Du hast recht^^, ABER das gilt nur wenn ausschließlich Zahlen im String enthalten sind wenn die eingabe 
1 wär dann würde die if bedingung alarm schlagen bei test1 jedoch nicht genau das will ich aber^^
mir ist es egal ich habe es jetzt auf den Unschönen Weg (meiner Meinung nach) gelöst, wenn es jedoch keine Funktion dafür gibt dann ist das wohl die einzigste möglichkeit. 
Lösung:

```
if (firstNameS.contains("!") || firstNameS.contains("/") || firstNameS.contains("_") || firstNameS.contains("?") || firstNameS.contains("€") || firstNameS.contains("0")|| firstNameS.contains("1")|| firstNameS.contains("2")|| firstNameS.contains("3")|| firstNameS.contains("4")|| firstNameS.contains("5")|| firstNameS.contains("6")|| firstNameS.contains("7")|| firstNameS.contains("8")|| firstNameS.contains("9")){
				
				System.err.println("Es dürfen keine Zahlen sowie !, /, _, ?, € Zeichen enthalten sein!");
				System.out.println("Geben sie Ihren Vornamen ein, diesmal ohne Sonderzeichen und/oder Zahlen!!!: ");
				firstNameS = console.readLine();
				
			}
```


----------



## nillehammer (10. Sep 2013)

> Du hast recht^^, ABER das gilt nur wenn ausschließlich Zahlen im String enthalten [...]

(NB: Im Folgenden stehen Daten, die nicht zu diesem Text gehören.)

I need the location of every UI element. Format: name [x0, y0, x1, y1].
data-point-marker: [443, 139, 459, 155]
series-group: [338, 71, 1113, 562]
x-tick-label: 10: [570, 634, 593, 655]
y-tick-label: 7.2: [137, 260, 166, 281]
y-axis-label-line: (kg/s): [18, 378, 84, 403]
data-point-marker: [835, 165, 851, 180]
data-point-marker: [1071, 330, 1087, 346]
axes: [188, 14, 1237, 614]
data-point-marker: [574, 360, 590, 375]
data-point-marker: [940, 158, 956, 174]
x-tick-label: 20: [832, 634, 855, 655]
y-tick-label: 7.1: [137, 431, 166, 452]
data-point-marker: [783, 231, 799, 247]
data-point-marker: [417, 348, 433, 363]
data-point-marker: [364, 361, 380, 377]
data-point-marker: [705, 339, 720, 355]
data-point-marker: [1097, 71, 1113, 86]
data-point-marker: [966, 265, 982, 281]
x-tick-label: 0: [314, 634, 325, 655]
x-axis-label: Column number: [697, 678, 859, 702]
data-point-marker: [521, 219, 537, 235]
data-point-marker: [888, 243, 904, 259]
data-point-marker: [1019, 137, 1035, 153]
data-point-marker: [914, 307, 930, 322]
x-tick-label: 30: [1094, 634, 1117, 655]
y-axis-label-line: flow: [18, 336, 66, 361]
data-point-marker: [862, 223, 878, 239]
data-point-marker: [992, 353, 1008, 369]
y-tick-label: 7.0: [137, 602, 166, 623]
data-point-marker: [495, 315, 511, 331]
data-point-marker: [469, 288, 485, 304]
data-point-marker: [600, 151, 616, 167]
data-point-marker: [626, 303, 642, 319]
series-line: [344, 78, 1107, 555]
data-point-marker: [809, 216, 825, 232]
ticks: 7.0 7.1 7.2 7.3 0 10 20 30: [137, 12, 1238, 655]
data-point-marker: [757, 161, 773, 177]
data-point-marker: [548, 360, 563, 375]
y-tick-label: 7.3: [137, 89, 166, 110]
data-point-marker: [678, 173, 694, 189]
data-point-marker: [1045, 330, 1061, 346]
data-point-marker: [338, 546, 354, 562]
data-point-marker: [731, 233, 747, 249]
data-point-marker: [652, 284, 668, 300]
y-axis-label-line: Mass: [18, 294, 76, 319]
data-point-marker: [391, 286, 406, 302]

Das ist Quatsch. Mit Regexen kannst Du nahezu jede beliebige Struktur definieren und dann prüfen, ob ein String diese Struktur hat. Aber, wenn Deine Lösung für Dich jetzt funktioniert, auch gut. Behalt Regexe im Hinterkopf und setze Dich damit auseinander, wenn Du Zeit dafür hast.


----------



## Altairograph (14. Sep 2013)

Du prüfst ob es etwas enthält dass nicht da sein soll, aber wie nilehammer schon gesagt hat wäre es mit regex einfacher da du mit einer regex überprüfen könntest ob der String nur aus Buchstaben besteht. Der Ausdruck ist einfach: [A-z]* (oder [A-z]+ wenn du keinen leeren Strings zulassen willst). Kombiniere das mit der matches Methode und du hast eine if-Anfrage die viel kürzer ist.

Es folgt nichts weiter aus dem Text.